Il est clair que dans le cas d’accidents tels que ceux de Tchernobyl et de Fukushima, la situation est beaucoup moins bien contrôlée. Des doses d’environ 30mSv ont été reçues par les 115 000 personnes vivant dans des établissements proches de Tchernobyl avant que la zone d’exclusion de 30 km de rayon ne soit évacuée quelques jours plus tard. Dans le cas de Fukushima, l’évacuation jusqu’à 20 km des centrales a été beaucoup plus rapide. Des doses beaucoup plus élevées (jusqu’à 250 mSv) ont été reçues par certains travailleurs chargés du nettoyage après Tchernobyl, et on sait encore peu de choses sur les doses reçues par les travailleurs chargés du nettoyage à Fukushima. Si les rapports récents faisant état de doses allant jusqu’à 2,2 Sv/heure provenant de fuites de réservoirs sur le site sont vrais et si cette dose provient des rayons gamma, alors il pourrait bientôt devenir trop dangereux de travailler sur le site.

Pour provoquer la mort dans les heures qui suivent l’exposition aux radiations, la dose doit être très élevée, 10Gy ou plus, tandis que 4-5Gy tueront dans les 60 jours, et moins de 1,5-2Gy ne seront pas mortels à court terme. Cependant toutes les doses, aussi petites soient-elles, comportent un risque fini de cancer et d’autres maladies.

Une règle empirique très approximative est que 1Sv comporte un risque d’augmentation de 10% du risque de cancer au cours de la vie. Ce risque de cancer peut persister pendant le reste de la vie, mais il est peu probable qu’il apparaisse avant au moins 10 à 20 ans après l’exposition. Ainsi, l’exposition au rayonnement naturel accumulé jusqu’à l’âge de 50 ans (=100 mSv) fait passer le risque de cancer de ~30% à ~31% et la mortalité de ~25% à ~26%. Sur cette base, quelque 30 000 à 60 000 décès par cancer dans le monde, mais surtout en Europe, auront été causés par l’accident de Tchernobyl, et il en reste encore beaucoup à survenir.

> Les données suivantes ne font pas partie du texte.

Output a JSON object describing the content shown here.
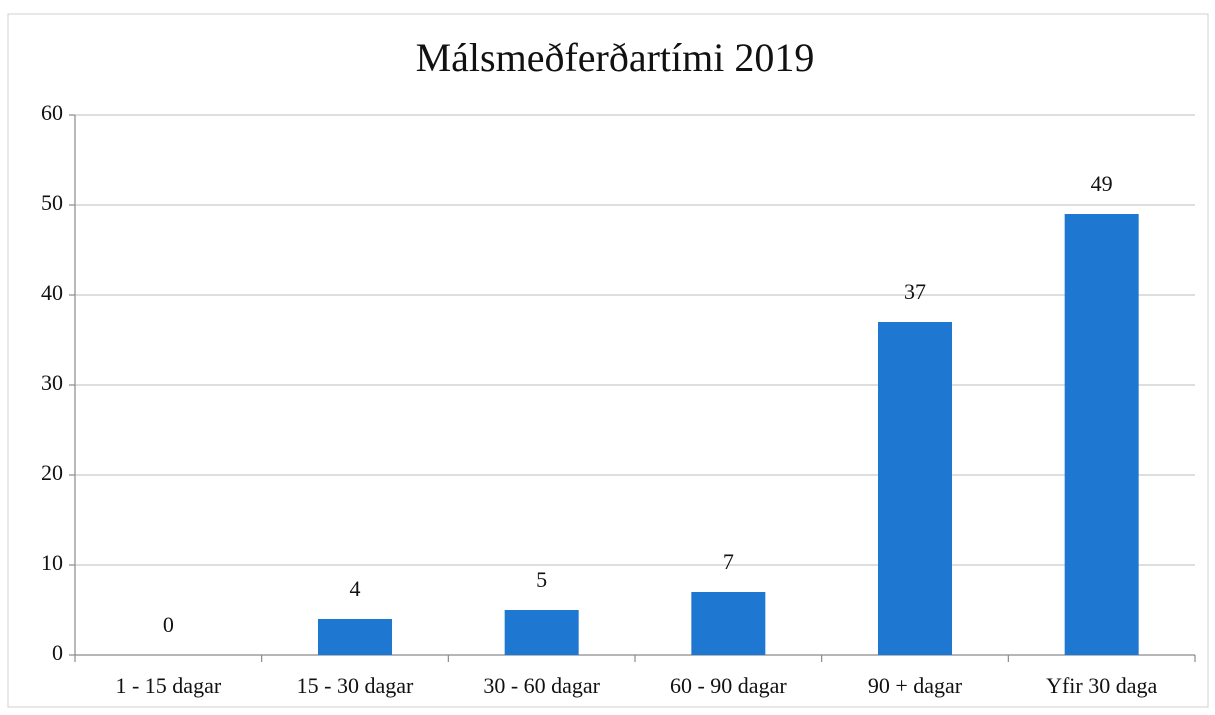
{
  "chart_data": {
    "type": "bar",
    "title": "Málsmeðferðartími 2019",
    "categories": [
      "1 - 15 dagar",
      "15 - 30 dagar",
      "30 - 60 dagar",
      "60 - 90 dagar",
      "90 + dagar",
      "Yfir 30 daga"
    ],
    "values": [
      0,
      4,
      5,
      7,
      37,
      49
    ],
    "color": "#1e78d2",
    "ylim": [
      0,
      60
    ],
    "yticks": [
      0,
      10,
      20,
      30,
      40,
      50,
      60
    ],
    "grid": true
  }
}
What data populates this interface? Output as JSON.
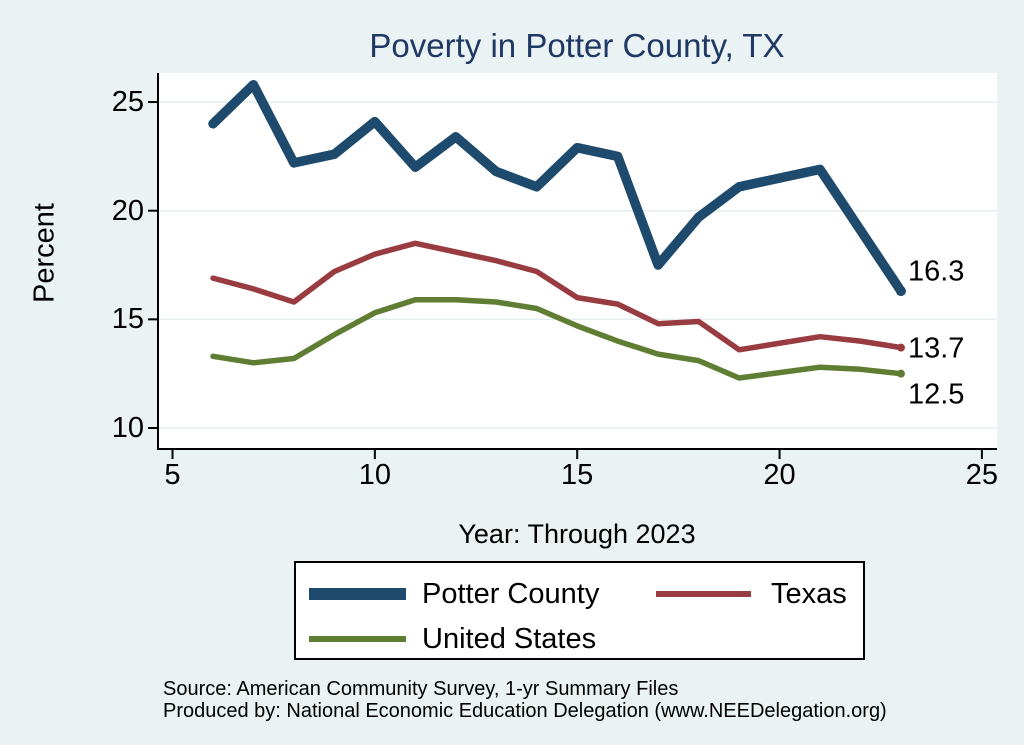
{
  "chart": {
    "title": "Poverty in Potter County, TX",
    "y_axis_label": "Percent",
    "x_axis_label": "Year: Through 2023",
    "footer_line1": "Source: American Community Survey, 1-yr Summary Files",
    "footer_line2": "Produced by: National Economic Education Delegation (www.NEEDelegation.org)"
  },
  "chart_data": {
    "type": "line",
    "title": "Poverty in Potter County, TX",
    "xlabel": "Year: Through 2023",
    "ylabel": "Percent",
    "xlim": [
      5,
      25
    ],
    "ylim": [
      9,
      26.3
    ],
    "x_ticks": [
      5,
      10,
      15,
      20,
      25
    ],
    "y_ticks": [
      10,
      15,
      20,
      25
    ],
    "grid": true,
    "legend_position": "bottom",
    "x_note": "x values are year numbers (6 = 2006 ... 23 = 2023); null = no 2020 ACS 1-yr data point, line drawn straight from 2019 to 2021",
    "x": [
      6,
      7,
      8,
      9,
      10,
      11,
      12,
      13,
      14,
      15,
      16,
      17,
      18,
      19,
      20,
      21,
      22,
      23
    ],
    "series": [
      {
        "name": "Potter County",
        "color": "#1e4a6d",
        "end_label": "16.3",
        "values": [
          24.0,
          25.8,
          22.2,
          22.6,
          24.1,
          22.0,
          23.4,
          21.8,
          21.1,
          22.9,
          22.5,
          17.5,
          19.7,
          21.1,
          null,
          21.9,
          19.1,
          16.3
        ]
      },
      {
        "name": "Texas",
        "color": "#993c42",
        "end_label": "13.7",
        "values": [
          16.9,
          16.4,
          15.8,
          17.2,
          18.0,
          18.5,
          18.1,
          17.7,
          17.2,
          16.0,
          15.7,
          14.8,
          14.9,
          13.6,
          null,
          14.2,
          14.0,
          13.7
        ]
      },
      {
        "name": "United States",
        "color": "#5f7e33",
        "end_label": "12.5",
        "values": [
          13.3,
          13.0,
          13.2,
          14.3,
          15.3,
          15.9,
          15.9,
          15.8,
          15.5,
          14.7,
          14.0,
          13.4,
          13.1,
          12.3,
          null,
          12.8,
          12.7,
          12.5
        ]
      }
    ],
    "colors": {
      "background": "#eaf2f3",
      "plot_background": "#ffffff",
      "gridline": "#e2edef",
      "title_text": "#1f3864",
      "axis_text": "#000000"
    }
  }
}
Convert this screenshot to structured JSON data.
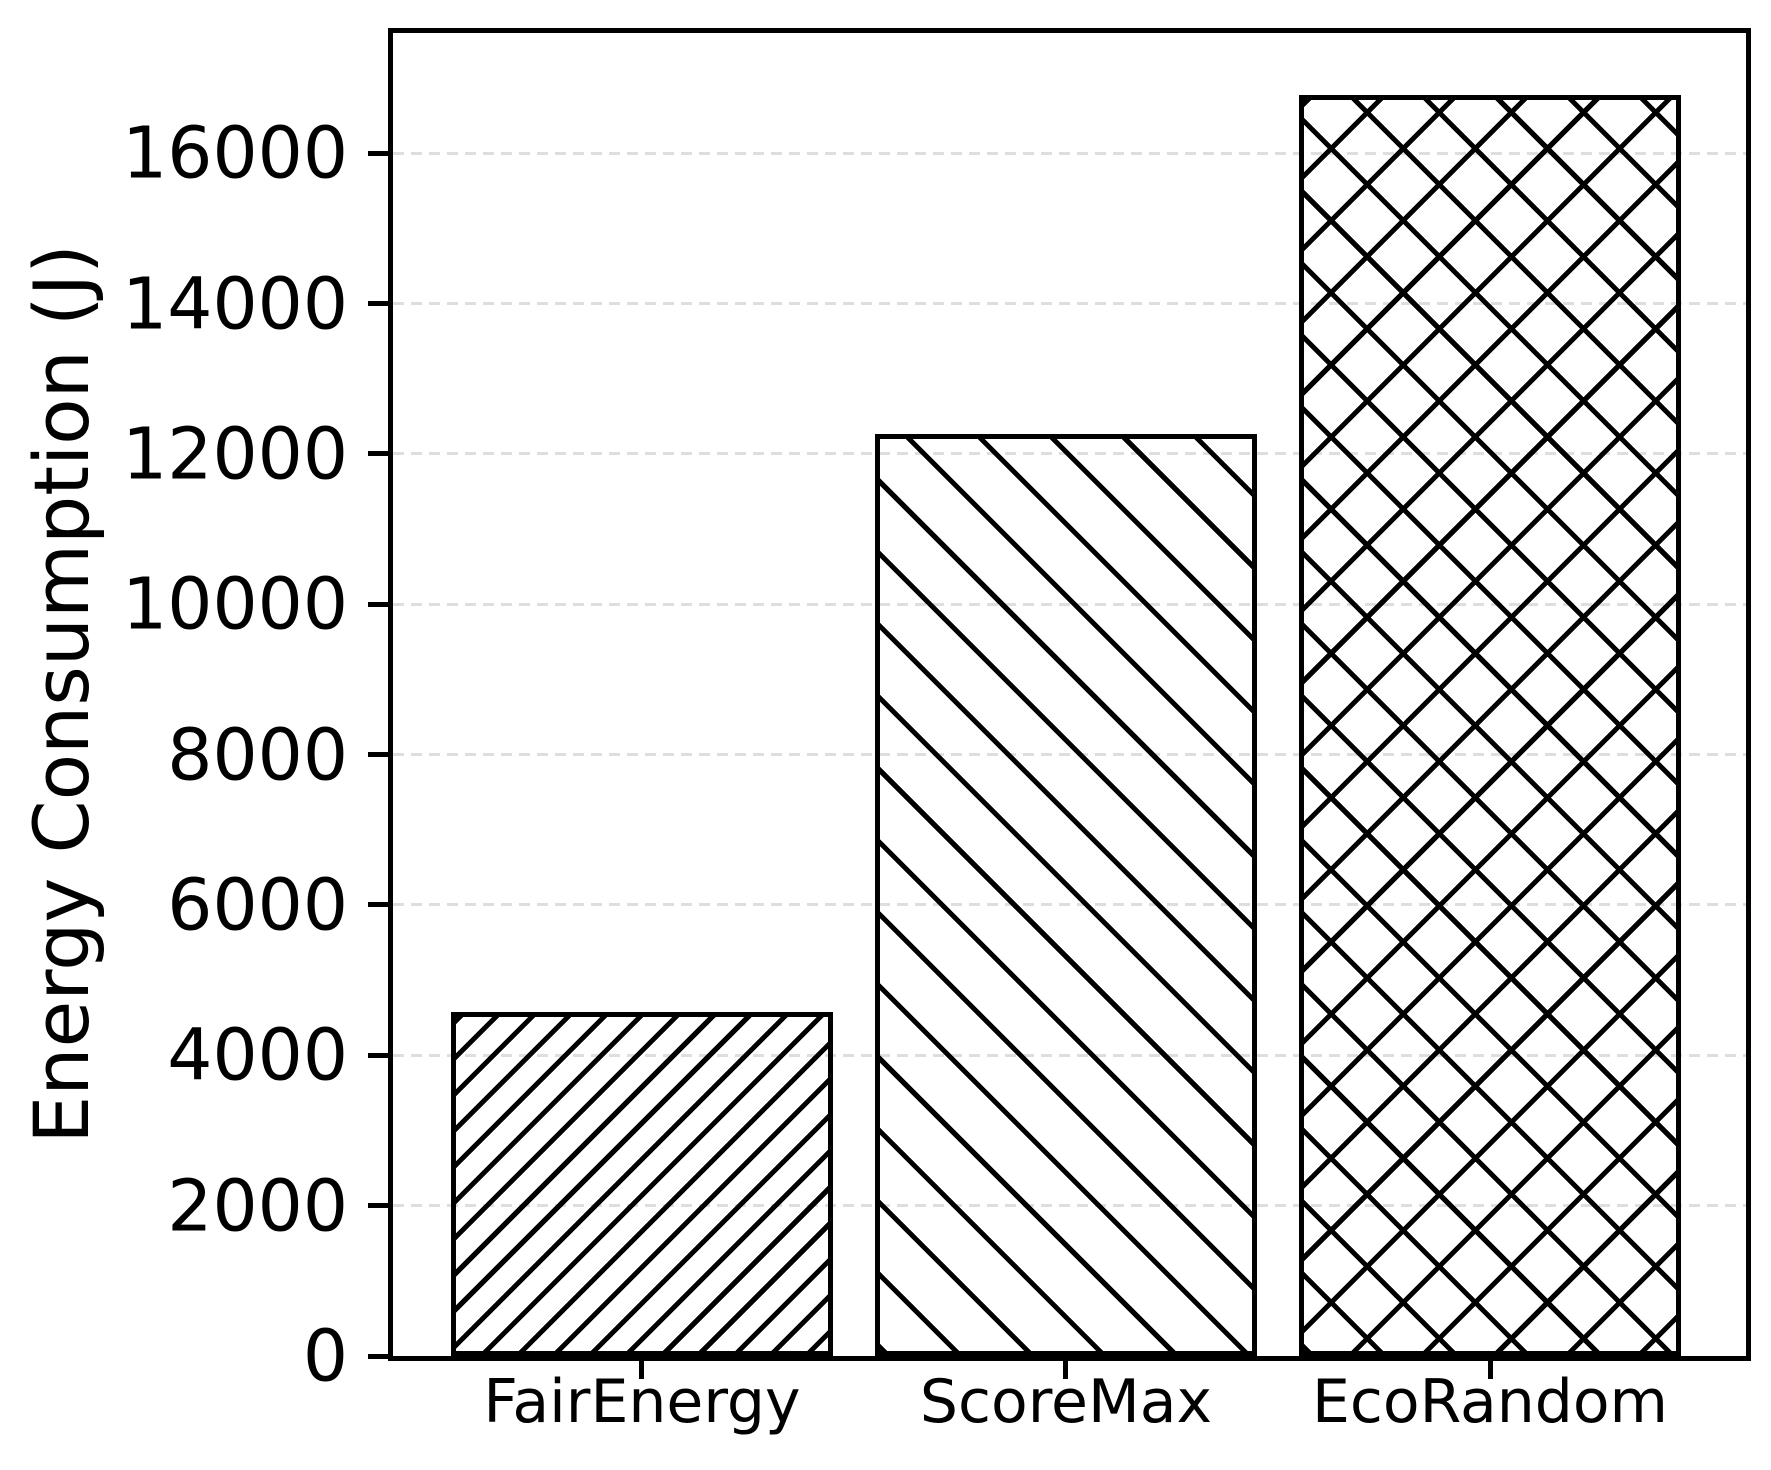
{
  "chart_data": {
    "type": "bar",
    "categories": [
      "FairEnergy",
      "ScoreMax",
      "EcoRandom"
    ],
    "values": [
      4580,
      12260,
      16770
    ],
    "hatches": [
      "/",
      "\\",
      "x"
    ],
    "title": "",
    "xlabel": "",
    "ylabel": "Energy Consumption (J)",
    "ylim": [
      0,
      17600
    ],
    "yticks": [
      0,
      2000,
      4000,
      6000,
      8000,
      10000,
      12000,
      14000,
      16000
    ],
    "grid": "horizontal dashed gridlines at y ticks, drawn behind bars and visible through transparent bar faces",
    "legend": "none",
    "colors": {
      "bar_face": "transparent",
      "bar_edge": "#000000",
      "hatch": "#000000",
      "gridline": "#dedede",
      "text": "#000000",
      "background": "#ffffff"
    }
  }
}
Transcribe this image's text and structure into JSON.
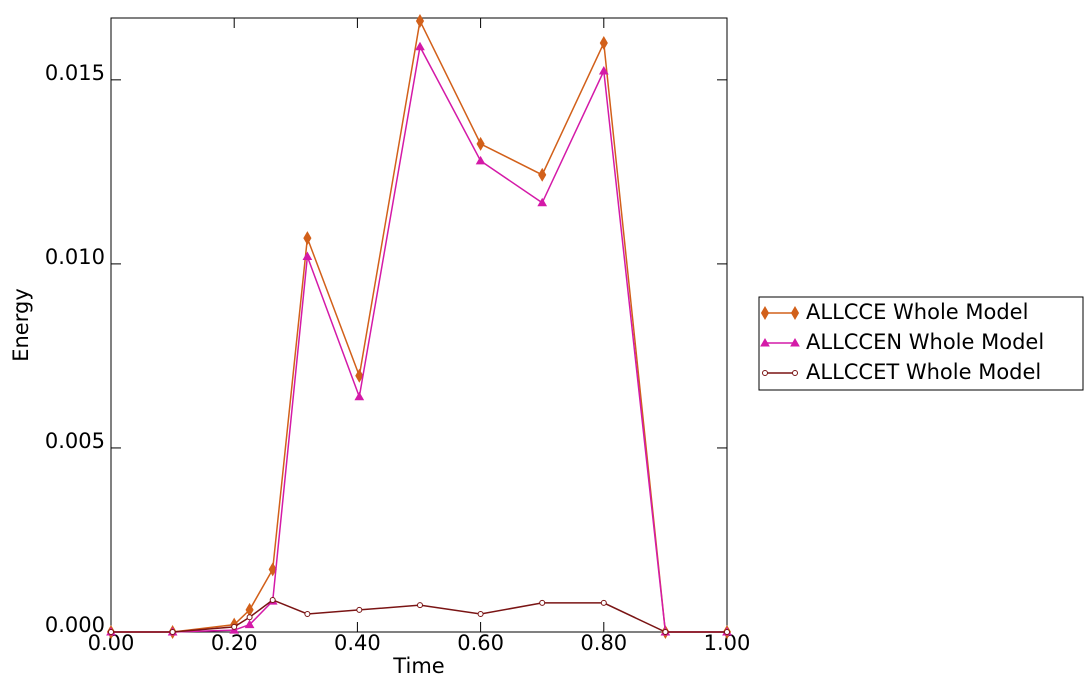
{
  "chart_data": {
    "type": "line",
    "x_label": "Time",
    "y_label": "Energy",
    "xlim": [
      0,
      1
    ],
    "ylim": [
      0,
      0.01668
    ],
    "xticks": [
      {
        "value": 0,
        "label": "0.00"
      },
      {
        "value": 0.2,
        "label": "0.20"
      },
      {
        "value": 0.4,
        "label": "0.40"
      },
      {
        "value": 0.6,
        "label": "0.60"
      },
      {
        "value": 0.8,
        "label": "0.80"
      },
      {
        "value": 1,
        "label": "1.00"
      }
    ],
    "yticks": [
      {
        "value": 0,
        "label": "0.000"
      },
      {
        "value": 0.005,
        "label": "0.005"
      },
      {
        "value": 0.01,
        "label": "0.010"
      },
      {
        "value": 0.015,
        "label": "0.015"
      }
    ],
    "x": [
      0,
      0.1,
      0.2,
      0.225,
      0.2625,
      0.3188,
      0.4031,
      0.5016,
      0.6,
      0.7,
      0.8,
      0.9,
      1.0
    ],
    "series": [
      {
        "name": "ALLCCE Whole Model",
        "color": "#d2601a",
        "marker": "diamond",
        "values": [
          0,
          0,
          0.0002,
          0.0006,
          0.0017,
          0.0107,
          0.00696,
          0.0166,
          0.01326,
          0.01242,
          0.016,
          0,
          0
        ]
      },
      {
        "name": "ALLCCEN Whole Model",
        "color": "#d41aa8",
        "marker": "triangle",
        "values": [
          0,
          0,
          5e-05,
          0.0002,
          0.00084,
          0.0102,
          0.00639,
          0.0159,
          0.0128,
          0.01166,
          0.01524,
          0,
          0
        ]
      },
      {
        "name": "ALLCCET Whole Model",
        "color": "#7a1414",
        "marker": "circle",
        "values": [
          0,
          0,
          0.00014,
          0.0004,
          0.00087,
          0.00049,
          0.0006,
          0.00073,
          0.00049,
          0.00079,
          0.00079,
          0,
          0
        ]
      }
    ]
  }
}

On parle beaucoup du problème dit des faibles doses. Les effets des doses inférieures à 50mSv sont difficiles à évaluer directement en raison du fort taux de cancer spontané (d’origine naturelle), il a donc été nécessaire d’extrapoler vers le bas à partir des mesures des effets à des doses plus élevées. La question est de savoir s’il existe un seuil de dose en dessous duquel il n’y a pas d’effet. D’après ce que nous savons, ce seuil doit être inférieur à 10mSv et, à l’âge de dix ans, tout le monde a reçu au moins 10mSv de rayonnement de fond naturel, il n’y a donc pas d’argument en faveur d’un seuil – toutes les doses de rayonnement, aussi petites soient-elles, comportent un risque fini.